Igual de cierto es que, en Occidente,
se han logrado enormes avances en los derechos de las mujeres y en la
liberación del poder patriarcal. Persisten, sin embargo, representaciones y
prácticas muy arraigadas que presuponen y reproducen a la mujer como objeto, sobre
todo en el ámbito de la sexualidad. La desaparición jurídica de la tutela
masculina y la consecuente salida de la mujer al espacio público no hicieron
desaparecer las expectativas de control patriarcal; más bien las desplazaron al
espacio de los encuentros cuasi-anónimos de la vida urbana, donde las mujeres
“libres” (“solas”) son percibidas por
default como “sexualmente disponibles” y, también en automático, susceptibles
de ser tratadas de acuerdo a los deseos sexuales de cualquier hombre.
El piropo/acoso, entonces, no es
solo un acto individual, sino una institución social; un conjunto de reglas y
representaciones que ordenan el mundo. Sólo así puede entenderse su aceptación
generalizada (hasta hace muy poco), así como las resistencias cuando se lo
cuestiona. No es el resultado de una disposición sicológica, una acción de “espontáneos
del amor” o de hombres especialmente perversos. Es una actividad regulada por
códigos implícitos, basados en representaciones sobre el rol “natural” de los
géneros, que se actualizan y reproducen con cada interacción acosadora.
Una de las representaciones centrales
de esta institución es el deseo sexual masculino. En la práctica, este deseo no
siempre se explicita de la misma forma; incluso es probable que muchas veces no
exista como tal y simplemente sea un performance
indispensable para justificar el piropo.
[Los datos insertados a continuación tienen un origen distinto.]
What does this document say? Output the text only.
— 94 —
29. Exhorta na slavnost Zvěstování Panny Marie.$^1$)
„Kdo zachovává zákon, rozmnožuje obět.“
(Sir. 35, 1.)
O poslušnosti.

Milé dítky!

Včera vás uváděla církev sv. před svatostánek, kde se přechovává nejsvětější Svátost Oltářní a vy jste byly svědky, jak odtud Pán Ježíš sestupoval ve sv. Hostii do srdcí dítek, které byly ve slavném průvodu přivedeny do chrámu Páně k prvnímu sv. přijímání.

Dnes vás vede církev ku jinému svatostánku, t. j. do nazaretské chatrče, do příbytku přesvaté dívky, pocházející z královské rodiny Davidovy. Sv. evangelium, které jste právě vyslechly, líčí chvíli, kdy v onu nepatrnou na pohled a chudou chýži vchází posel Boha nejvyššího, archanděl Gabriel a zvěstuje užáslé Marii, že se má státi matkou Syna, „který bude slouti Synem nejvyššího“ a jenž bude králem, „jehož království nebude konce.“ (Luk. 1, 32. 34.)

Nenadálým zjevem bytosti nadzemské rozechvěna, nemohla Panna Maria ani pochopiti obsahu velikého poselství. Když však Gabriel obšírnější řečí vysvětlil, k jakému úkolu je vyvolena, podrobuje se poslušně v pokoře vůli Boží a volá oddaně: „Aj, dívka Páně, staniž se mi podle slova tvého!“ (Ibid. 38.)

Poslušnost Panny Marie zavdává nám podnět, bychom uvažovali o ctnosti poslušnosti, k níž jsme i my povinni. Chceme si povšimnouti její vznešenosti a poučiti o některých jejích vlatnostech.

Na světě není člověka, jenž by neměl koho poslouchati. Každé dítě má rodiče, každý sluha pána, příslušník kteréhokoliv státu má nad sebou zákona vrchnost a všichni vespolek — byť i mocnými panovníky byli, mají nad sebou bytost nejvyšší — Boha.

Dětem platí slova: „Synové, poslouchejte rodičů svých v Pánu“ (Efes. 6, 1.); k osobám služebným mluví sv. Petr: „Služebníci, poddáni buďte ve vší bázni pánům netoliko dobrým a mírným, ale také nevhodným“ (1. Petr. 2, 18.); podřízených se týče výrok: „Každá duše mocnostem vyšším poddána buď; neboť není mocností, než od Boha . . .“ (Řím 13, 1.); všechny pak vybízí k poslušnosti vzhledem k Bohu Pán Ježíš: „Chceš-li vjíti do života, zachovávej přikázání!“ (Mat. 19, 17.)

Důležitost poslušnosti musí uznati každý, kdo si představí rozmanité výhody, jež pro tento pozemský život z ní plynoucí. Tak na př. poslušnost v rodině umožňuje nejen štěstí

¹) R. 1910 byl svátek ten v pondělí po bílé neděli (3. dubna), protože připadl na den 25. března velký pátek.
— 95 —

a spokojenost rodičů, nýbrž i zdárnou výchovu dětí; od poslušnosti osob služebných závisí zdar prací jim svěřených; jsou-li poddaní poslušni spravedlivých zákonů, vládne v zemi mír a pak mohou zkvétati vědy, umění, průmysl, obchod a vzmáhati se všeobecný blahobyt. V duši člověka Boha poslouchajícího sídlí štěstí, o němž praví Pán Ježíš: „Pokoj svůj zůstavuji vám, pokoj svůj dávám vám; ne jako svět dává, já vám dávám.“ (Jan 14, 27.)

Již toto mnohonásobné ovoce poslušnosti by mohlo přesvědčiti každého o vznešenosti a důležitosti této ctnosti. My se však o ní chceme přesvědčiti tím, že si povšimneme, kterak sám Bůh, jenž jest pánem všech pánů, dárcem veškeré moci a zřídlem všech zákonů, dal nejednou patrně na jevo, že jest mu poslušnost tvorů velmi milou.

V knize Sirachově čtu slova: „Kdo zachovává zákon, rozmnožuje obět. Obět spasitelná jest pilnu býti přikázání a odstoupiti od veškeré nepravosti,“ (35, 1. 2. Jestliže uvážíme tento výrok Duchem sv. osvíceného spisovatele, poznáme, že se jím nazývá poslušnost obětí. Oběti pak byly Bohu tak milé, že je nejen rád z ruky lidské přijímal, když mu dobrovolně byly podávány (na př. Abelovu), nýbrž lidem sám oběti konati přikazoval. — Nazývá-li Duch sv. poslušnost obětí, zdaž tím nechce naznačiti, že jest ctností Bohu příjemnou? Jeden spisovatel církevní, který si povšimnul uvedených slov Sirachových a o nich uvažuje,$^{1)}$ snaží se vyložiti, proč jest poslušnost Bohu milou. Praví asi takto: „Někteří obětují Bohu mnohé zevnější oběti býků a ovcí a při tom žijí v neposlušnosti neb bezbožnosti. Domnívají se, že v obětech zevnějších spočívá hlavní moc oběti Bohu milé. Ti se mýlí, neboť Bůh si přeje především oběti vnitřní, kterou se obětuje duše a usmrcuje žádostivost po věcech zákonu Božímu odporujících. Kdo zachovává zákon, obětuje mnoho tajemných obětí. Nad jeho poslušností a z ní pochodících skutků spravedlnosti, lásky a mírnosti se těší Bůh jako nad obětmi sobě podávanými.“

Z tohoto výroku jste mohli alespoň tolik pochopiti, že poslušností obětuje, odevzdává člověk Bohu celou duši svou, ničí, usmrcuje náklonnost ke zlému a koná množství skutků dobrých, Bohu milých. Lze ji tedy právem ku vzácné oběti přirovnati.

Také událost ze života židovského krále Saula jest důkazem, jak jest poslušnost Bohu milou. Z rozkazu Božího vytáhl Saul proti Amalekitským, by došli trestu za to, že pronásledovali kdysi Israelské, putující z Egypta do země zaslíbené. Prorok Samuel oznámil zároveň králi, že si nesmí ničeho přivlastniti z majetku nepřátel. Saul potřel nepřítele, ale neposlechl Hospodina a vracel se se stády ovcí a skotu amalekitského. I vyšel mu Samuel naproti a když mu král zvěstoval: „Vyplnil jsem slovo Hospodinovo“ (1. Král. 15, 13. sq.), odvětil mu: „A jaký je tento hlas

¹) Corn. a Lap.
Sublimadas o agresivas, lo común a
todas estas manifestaciones es que el deseo no se cuestiona nunca; no sólo se
asume como natural, sino como algo que otorga derechos.
¿Significa esto que los hombres
son agentes de un patriarcado “en resistencia”, cada vez que le dicen algo a
una mujer por la calle, o cuando se ponen densos en un baile? No de forma
totalmente consciente; pero, si uno pide argumentos, inmediatamente afloran múltiples
representaciones patriarcales.
El piropeador “elegante” dirá, como si fuera justificación suficiente (y lo peor, sin
haber hablado nunca del tema con una mujer) que a muchas mujeres les gusta, que
les hace sentir lindas. Incluso si cientos de mujeres le dicen lo contrario, mantiene
su posición. Él las conoce y sabe que, en el fondo, la ratificación
masculina de su belleza les alegra (después de todo, “todas las mujeres son
coquetas”). Pero nadie piropea por hacer sentir bien a una mujer. Los motivos
inmediatos son de lo más variados: hacerse el vivo con los amigos, reavivar la
esperanza y la fantasía, ejercer un automatismo; lo que nunca importa es qué le
pasa a la mujer que está del otro lado. El motivo subyacente es porque se puede, porque la mujer no
tiene opción de reaccionar.
Quien piropea cuenta, casi
siempre, con el silencio pasivo de la mujer; activa una situación de
sometimiento. La expectativa es que el piropo se acepte con amabilidad y pasividad, es
“en buena onda”. El acosador de baile clásico dirá que, si no se insiste (incluso
después de un “no”), nunca se conquista. La mujer es un ser pasivo a ser
conquistado, no sin antes oponer una resistencia ritual que debe ser quebrada. En
el fondo, lo que se pone en juego es el derecho masculino al ejercicio de su
deseo sexual. El acoso, incluso en su versión más light, es una violación simbólica.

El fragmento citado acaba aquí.